Кстати сказать, СССР проиграл Западу в «холодной войне» не потому, что был слабее, а потому что Запад тоньше вел информационную войну и психологически сильнее воздействовал на сознание жителей «социалистического лагеря». Значение психологических моментов в дальнейшем будет все более и более увеличиваться.
Концепция национального интереса: Г. Моргентау
Концепция национального интереса относится к внешней политике и подчеркивает вторую сторону обеспечения власти – силу. Ее разработчик Г. Моргентау (1904–1982), американский политолог немецкого происхождения, один из основоположников школы «политического реализма», который «базируется на трех постулатах: основным субъектом международных отношений является национальное государство, выражающее свои интересы в категориях силы (т. е. они обусловлены той силой, которой он обладает); следствием этого, внутренней пружиной, двигающей международные отношения, становится борьба государств за максимизацию своего влияния во внешней среде; оптимальным ее состоянием видится международное (региональное) равновесие сил» (Антология мировой политической мысли. Т. II. М., 1997, с. 500).
Моргентау определяет силу как все, «что связано с установлением и поддерживанием контроля одного человека над другим. – от физического насилия до самых тонких психологических связей, позволяющих одному разуму властвовать над другим» (там же, с. 501).
Политическую власть Моргентау определяет как «психологическое отношение между теми, кто ее осуществляет, и теми, над кем она осуществляется» (там же, с. 502). Такое определение могли бы дать сторонники психологической теории власти. «Это влияние проистекает из трех источников: ожидание выгоды, боязнь проигрыша, уважение или любовь к людям и институтам. Оно может осуществляться приказами, угрозами, убеждением, харизмой человека или института либо сочетанием любых этих факторов» (там же, с. 503).
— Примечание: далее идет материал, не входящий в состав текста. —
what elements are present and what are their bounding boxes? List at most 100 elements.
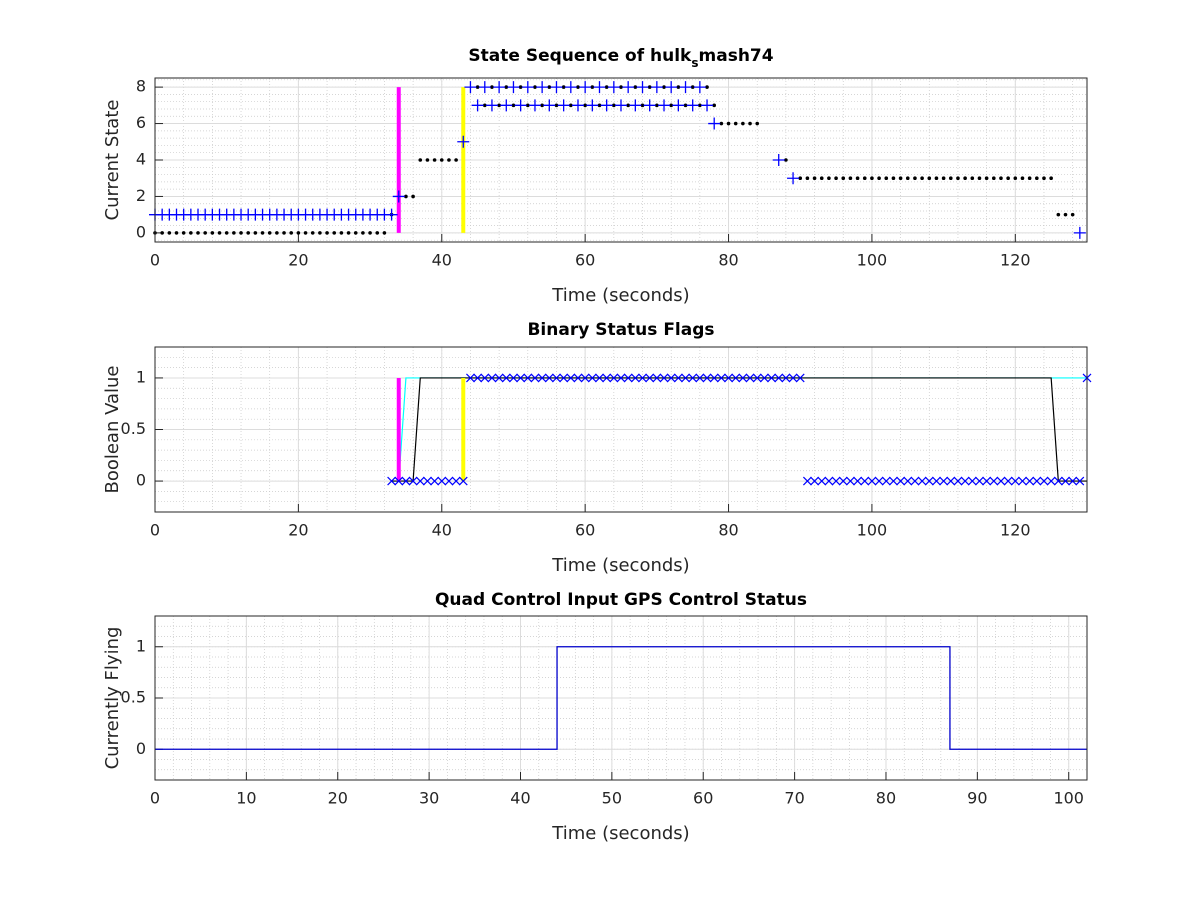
point-marker [647, 85, 652, 89]
point-marker [418, 158, 423, 162]
x-marker [573, 373, 583, 383]
x-marker [795, 373, 805, 383]
x-marker [666, 373, 676, 383]
x-marker [652, 373, 662, 383]
plus-marker [629, 99, 642, 112]
y-tick-label: 0.5 [121, 419, 146, 438]
x-tick-label: 60 [575, 251, 595, 270]
point-marker [404, 194, 408, 199]
point-marker [619, 85, 623, 89]
plus-marker [543, 99, 556, 112]
plus-marker [471, 99, 484, 112]
plus-marker [672, 99, 685, 112]
x-marker [996, 476, 1006, 486]
x-tick-label: 0 [150, 251, 160, 270]
x-tick-label: 60 [693, 789, 713, 808]
x-marker [444, 476, 454, 486]
x-marker [559, 373, 569, 383]
point-marker [626, 103, 630, 108]
plus-marker [579, 81, 592, 94]
point-marker [891, 176, 896, 181]
x-marker [845, 476, 855, 486]
point-marker [210, 231, 215, 235]
x-marker [867, 476, 877, 486]
point-marker [798, 176, 803, 181]
x-marker [838, 476, 848, 486]
x-tick-label: 40 [432, 521, 452, 540]
plus-marker [478, 81, 491, 94]
x-marker [767, 373, 776, 383]
x-tick-label: 80 [876, 789, 896, 808]
y-tick-label: 0 [136, 471, 146, 490]
point-marker [267, 231, 272, 235]
point-marker [927, 176, 932, 181]
x-marker [523, 373, 533, 383]
point-marker [1020, 176, 1025, 181]
y-tick-label: 2 [136, 186, 146, 205]
x-marker [860, 476, 870, 486]
point-marker [683, 103, 688, 108]
point-marker [375, 231, 380, 235]
y-tick-label: 0 [136, 739, 146, 758]
point-marker [999, 176, 1003, 181]
plus-marker [536, 81, 549, 94]
plus-marker [708, 117, 721, 130]
x-marker [487, 373, 497, 383]
plus-marker [385, 208, 398, 221]
point-marker [941, 176, 946, 181]
axes-box [154, 615, 1088, 781]
x-marker [552, 373, 561, 383]
x-marker [530, 373, 540, 383]
x-marker [759, 373, 769, 383]
point-marker [275, 231, 279, 235]
x-marker [1032, 476, 1042, 486]
x-marker [774, 373, 784, 383]
plus-marker [693, 81, 706, 94]
x-marker [896, 476, 906, 486]
x-marker [724, 373, 733, 383]
point-marker [203, 231, 207, 235]
x-marker [681, 373, 690, 383]
point-marker [970, 176, 975, 181]
plus-marker [493, 81, 506, 94]
point-marker [504, 85, 509, 89]
x-marker [1068, 476, 1078, 486]
point-marker [913, 176, 917, 181]
point-marker [948, 176, 953, 181]
x-marker [716, 373, 726, 383]
point-marker [877, 176, 881, 181]
x-tick-label: 100 [857, 521, 888, 540]
series-line [155, 646, 1087, 750]
x-marker [415, 476, 425, 486]
y-tick-label: 0 [136, 222, 146, 241]
chart-title: State Sequence of hulksmash74 [468, 46, 773, 70]
plus-marker [521, 81, 534, 94]
plus-marker [600, 99, 613, 112]
point-marker [662, 85, 666, 89]
point-marker [805, 176, 810, 181]
x-tick-label: 20 [288, 521, 308, 540]
x-marker [967, 476, 977, 486]
point-marker [174, 231, 179, 235]
x-marker [1018, 476, 1027, 486]
plus-marker [665, 81, 678, 94]
x-tick-label: 120 [1000, 251, 1031, 270]
point-marker [289, 231, 294, 235]
point-marker [540, 103, 544, 108]
point-marker [841, 176, 846, 181]
x-marker [881, 476, 891, 486]
point-marker [1006, 176, 1010, 181]
plus-marker [528, 99, 541, 112]
plus-marker [485, 99, 498, 112]
x-tick-label: 0 [150, 789, 160, 808]
chart-title: Binary Status Flags [527, 320, 714, 340]
plus-marker [1073, 226, 1086, 239]
point-marker [583, 103, 587, 108]
x-marker [645, 373, 655, 383]
title-part: State Sequence of hulk [468, 46, 692, 66]
x-marker [544, 373, 554, 383]
plus-marker [622, 81, 635, 94]
point-marker [232, 231, 236, 235]
point-marker [733, 121, 738, 126]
Вывод Моргентау таков: «Внешнеполитические цели должны формулироваться через призму национального интереса и быть поддержаны адекватной мощью» (там же, с. 505). Концепция национальных интересов заставляет вспомнить фразу, сказанную известным английским политиком Г.Д. Пальмерстоном: «У Англии нет постоянных друзей и врагов, есть только постоянные интересы».
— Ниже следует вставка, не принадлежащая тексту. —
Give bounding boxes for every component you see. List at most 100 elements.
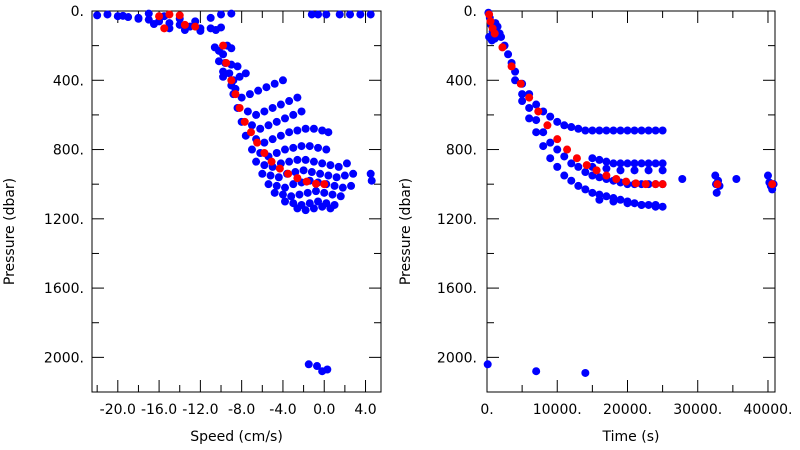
data-point [567, 176, 576, 185]
data-point [532, 128, 541, 137]
data-point [256, 124, 265, 133]
x-tick-label: 20000. [603, 402, 652, 418]
data-point [260, 161, 269, 170]
data-point [227, 9, 236, 18]
data-point [658, 159, 667, 168]
data-point [602, 126, 611, 135]
data-point [266, 171, 275, 180]
data-point [281, 197, 290, 206]
data-point [258, 169, 267, 178]
data-point [301, 155, 310, 164]
data-point [712, 188, 721, 197]
x-tick-label: -8.0 [228, 402, 255, 418]
y-axis-title: Pressure (dbar) [2, 178, 18, 285]
data-point [644, 159, 653, 168]
mean-data-point [485, 10, 494, 19]
data-point [264, 121, 273, 130]
mean-data-point [525, 93, 534, 102]
data-point [289, 143, 298, 152]
data-point [318, 126, 327, 135]
data-point [366, 10, 375, 19]
data-point [233, 62, 242, 71]
data-point [278, 190, 287, 199]
y-tick-label: 800. [53, 143, 84, 159]
data-point [637, 159, 646, 168]
y-tick-label: 1200. [44, 212, 84, 228]
data-point [602, 157, 611, 166]
data-point [347, 181, 356, 190]
data-point [219, 50, 228, 59]
data-point [291, 168, 300, 177]
mean-data-point [302, 177, 311, 186]
data-point [293, 155, 302, 164]
data-point [323, 365, 332, 374]
data-point [525, 114, 534, 123]
data-point [497, 32, 506, 41]
data-point [144, 9, 153, 18]
data-point [211, 26, 220, 35]
data-point [281, 145, 290, 154]
mean-data-point [240, 117, 249, 126]
mean-data-point [267, 157, 276, 166]
x-tick-label: 0.0 [313, 402, 335, 418]
data-point [630, 126, 639, 135]
mean-data-point [641, 180, 650, 189]
mean-data-point [658, 180, 667, 189]
data-point [567, 123, 576, 132]
mean-data-point [563, 145, 572, 154]
y-tick-label: 400. [53, 73, 84, 89]
data-point [546, 154, 555, 163]
data-point [241, 69, 250, 78]
data-point [247, 121, 256, 130]
x-axis-title: Speed (cm/s) [190, 429, 283, 445]
mean-data-point [543, 121, 552, 130]
data-point [518, 97, 527, 106]
data-point [252, 157, 261, 166]
data-point [595, 126, 604, 135]
data-point [658, 126, 667, 135]
data-point [309, 157, 318, 166]
data-point [247, 145, 256, 154]
mean-data-point [651, 180, 660, 189]
y-tick-label: 0. [71, 4, 84, 20]
data-point [630, 199, 639, 208]
data-point [313, 362, 322, 371]
data-point [330, 181, 339, 190]
data-point [546, 112, 555, 121]
data-point [268, 135, 277, 144]
y-tick-label: 2000. [44, 350, 84, 366]
mean-data-point [553, 135, 562, 144]
data-point [342, 159, 351, 168]
data-point [616, 126, 625, 135]
data-point [539, 128, 548, 137]
mean-data-point [486, 17, 495, 26]
data-point [118, 11, 127, 20]
data-point [366, 169, 375, 178]
data-point [93, 11, 102, 20]
plot-frame [91, 10, 382, 393]
mean-data-point [235, 103, 244, 112]
data-point [270, 79, 279, 88]
mean-data-point [490, 29, 499, 38]
data-point [637, 126, 646, 135]
data-point [574, 181, 583, 190]
data-point [651, 159, 660, 168]
data-point [217, 10, 226, 19]
y-tick-label: 1600. [44, 281, 84, 297]
data-point [245, 90, 254, 99]
mean-data-point [498, 43, 507, 52]
data-point [262, 83, 271, 92]
data-point [285, 157, 294, 166]
data-point [276, 131, 285, 140]
mean-data-point [227, 76, 236, 85]
data-point [553, 145, 562, 154]
data-point [289, 180, 298, 189]
data-point [546, 138, 555, 147]
data-point [588, 154, 597, 163]
mean-data-point [231, 90, 240, 99]
data-point [560, 121, 569, 130]
data-point [581, 185, 590, 194]
data-point [276, 100, 285, 109]
x-tick-label: 40000. [743, 402, 792, 418]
Концепция национальных интересов снимает моральные ограничения с межгосударственных отношений. В соответствии с ней можно делать все, что на благо национальным интересам, используя рычаги, которые присущи власти: силу и хитрость. Это видим в современном мире, нынешняя однополюсность которого позволяет все шире основывать внешнюю политику на силе, оставляя место в информационной сфере для хитрости. Последняя преобладает во внутригосударственных отношениях властвующей элиты с населением, тогда как первая – в международных отношениях. Эта концепция показывает, насколько наивно утверждать, что у какого-либо государства нет врагов, а только друзья. Концепция национального интереса не оставляет камня на камня от данной веры, действительно соответствуя «политическому реализму».
Сравнивая политологические концепции XIX и XX веков, можно сделать вывод о сближении противоположных позиций по линии: демократия – элитаризм. Демократические концепции эволюционировали от классической теории демократии Токвиля в сторону новой теории демократии, которая признала несостоятельными и утратившими силу многие традиционные представления, претендовавшие на роль неотъемлемых свойств демократии, – о народном суверенитете, обшей воле, представительстве, а взамен им ввела более скромные утверждения о рыночности, плюралистичности и партисипаторности демократии. Теория элит также продвинулась по пути к элитарной демократии, хотя исследования основоположника данного направления Р. Миллса порой напоминают выводы Парето и Моска.
Вопросы для повторения
1. Каковы основные положения классической теории демократии?
2. В чем суть теории элит?
3. Как формулируется закон олигархизации Михельса?
4. Как предполагал бороться с бюрократизацией М. Вебер?